El tiempo establecido para el examen tocó su fin cuando un alarmante y repetitivo “bip-bip” dio el aviso.

—¡Se acabó, niños! —anunció el profesor—. Pónganse todos de pie y dejen sus exámenes sobre sus pupitres, abandonen el aula en orden y disfruten de la hora del recreo.

Maite esperó en el pasillo a María y a Mónica, sus compañeras de clase y sus dos mejores amigas, y salieron juntas al patio.

—¿Qué tal os ha ido el examen? —preguntó Mónica, la más alta de las amigas.

—Yo he estado súper concentrada, lo he visto fácil. A ver si subo nota y alcanzo el notable —se adelantó a contar María, la gordita del grupo.

Ante el mutismo de Maite, que acompañaba con un rostro compungido, Mónica preguntó:

—¿Y tú, “Chorbi”? —Mónica acostumbraba llamar así a su inteligente amiga.

—He estado a punto de tirarle el lapicero al imbécil de Saúl; me ha estado tirando bolas de papel durante el examen el muy idiota.

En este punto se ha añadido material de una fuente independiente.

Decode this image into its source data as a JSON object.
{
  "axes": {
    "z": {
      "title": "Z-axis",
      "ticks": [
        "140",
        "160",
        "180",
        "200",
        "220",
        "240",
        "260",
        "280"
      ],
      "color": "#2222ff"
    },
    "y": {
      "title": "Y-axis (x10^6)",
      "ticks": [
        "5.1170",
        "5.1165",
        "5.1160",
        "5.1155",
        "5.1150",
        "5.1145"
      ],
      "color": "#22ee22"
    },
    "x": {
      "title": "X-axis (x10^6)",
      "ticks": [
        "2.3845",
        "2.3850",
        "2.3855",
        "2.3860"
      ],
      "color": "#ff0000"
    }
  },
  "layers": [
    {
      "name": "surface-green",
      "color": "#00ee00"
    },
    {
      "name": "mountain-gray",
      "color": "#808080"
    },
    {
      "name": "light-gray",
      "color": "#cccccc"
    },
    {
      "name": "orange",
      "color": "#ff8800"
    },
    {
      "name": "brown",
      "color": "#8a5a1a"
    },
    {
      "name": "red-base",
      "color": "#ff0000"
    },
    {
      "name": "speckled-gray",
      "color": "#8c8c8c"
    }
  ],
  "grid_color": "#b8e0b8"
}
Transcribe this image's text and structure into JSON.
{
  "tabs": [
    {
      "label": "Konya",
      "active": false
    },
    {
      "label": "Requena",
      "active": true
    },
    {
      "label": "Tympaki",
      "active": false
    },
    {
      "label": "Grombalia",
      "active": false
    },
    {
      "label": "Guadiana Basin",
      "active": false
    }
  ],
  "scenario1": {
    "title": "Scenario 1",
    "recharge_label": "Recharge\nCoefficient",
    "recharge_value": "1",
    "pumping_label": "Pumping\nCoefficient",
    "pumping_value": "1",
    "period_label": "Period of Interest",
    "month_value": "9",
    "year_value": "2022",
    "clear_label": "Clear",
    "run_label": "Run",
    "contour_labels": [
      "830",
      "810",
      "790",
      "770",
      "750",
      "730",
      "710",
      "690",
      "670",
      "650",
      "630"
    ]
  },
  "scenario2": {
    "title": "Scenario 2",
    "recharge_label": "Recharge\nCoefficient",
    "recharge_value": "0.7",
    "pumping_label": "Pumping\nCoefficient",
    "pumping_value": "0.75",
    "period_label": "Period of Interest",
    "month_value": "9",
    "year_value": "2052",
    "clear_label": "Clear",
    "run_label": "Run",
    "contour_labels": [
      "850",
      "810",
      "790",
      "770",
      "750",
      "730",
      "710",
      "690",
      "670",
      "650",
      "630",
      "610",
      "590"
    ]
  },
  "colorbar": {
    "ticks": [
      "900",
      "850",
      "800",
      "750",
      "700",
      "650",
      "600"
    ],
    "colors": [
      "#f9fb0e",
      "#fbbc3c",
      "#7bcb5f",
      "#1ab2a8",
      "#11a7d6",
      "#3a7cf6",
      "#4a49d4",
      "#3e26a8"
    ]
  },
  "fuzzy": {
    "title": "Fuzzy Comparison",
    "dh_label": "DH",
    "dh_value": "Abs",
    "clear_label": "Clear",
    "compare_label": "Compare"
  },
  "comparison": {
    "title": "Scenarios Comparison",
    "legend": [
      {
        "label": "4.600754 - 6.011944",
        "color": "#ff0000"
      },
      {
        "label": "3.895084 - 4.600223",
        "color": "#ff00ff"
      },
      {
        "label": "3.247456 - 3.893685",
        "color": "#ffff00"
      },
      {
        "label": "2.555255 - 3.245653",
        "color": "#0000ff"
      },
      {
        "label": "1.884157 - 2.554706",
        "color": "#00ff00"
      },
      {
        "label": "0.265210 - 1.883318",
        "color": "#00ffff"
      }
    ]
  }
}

Acabada la última hora lectiva, el esperado “bip-bip” del despertador fue como una catapulta para las posaderas de los niños, que se despegaron de sus asientos como si estos tuvieran pinchos. Don Raimundo, guardando su seria compostura, alcanzó a decir, antes de que la clase quedara completamente vacía, que quería para mañana el trabajo de inglés… no tuvo tiempo para más.

Maite, una vez en su casa, saludó con un escueto “hola” a su madre, subió a su cuarto y dejó caer su pesada mochila sobre la cama. No se había cerciorado del cierre y, al inclinarse la mochila en la caída, salió despedido el lapicero. Se acordó que había guardado allí las bolas de papel que le había tirado Saúl, y las cogió para depositarlas en la papelera de plástico que mantenía bajo la mesa de su escritorio. Tuvo curiosidad y, antes de ejecutar dicha acción, deshizo una de las bolas, quedando, en unos instantes, un papel arrugado entre sus manos. Pudo leer unas letras sinuosas, escritas con bolígrafo de tinta roja, que decía “te quiero”; algo parecido a un corazón hacía de la vocal que cerraba la frase; debajo aparecía un corazón flechado cuya flecha sostenía una eme mayúscula a un lado del corazón y, con la misma caligrafía, una ese al otro lado. Todo lo anotado en aquel maltrecho papel hizo reflexionar a Maite que, sorprendida y contrita, perdonó al chico que la había estado molestando lanzándole aquellas bolas de papel.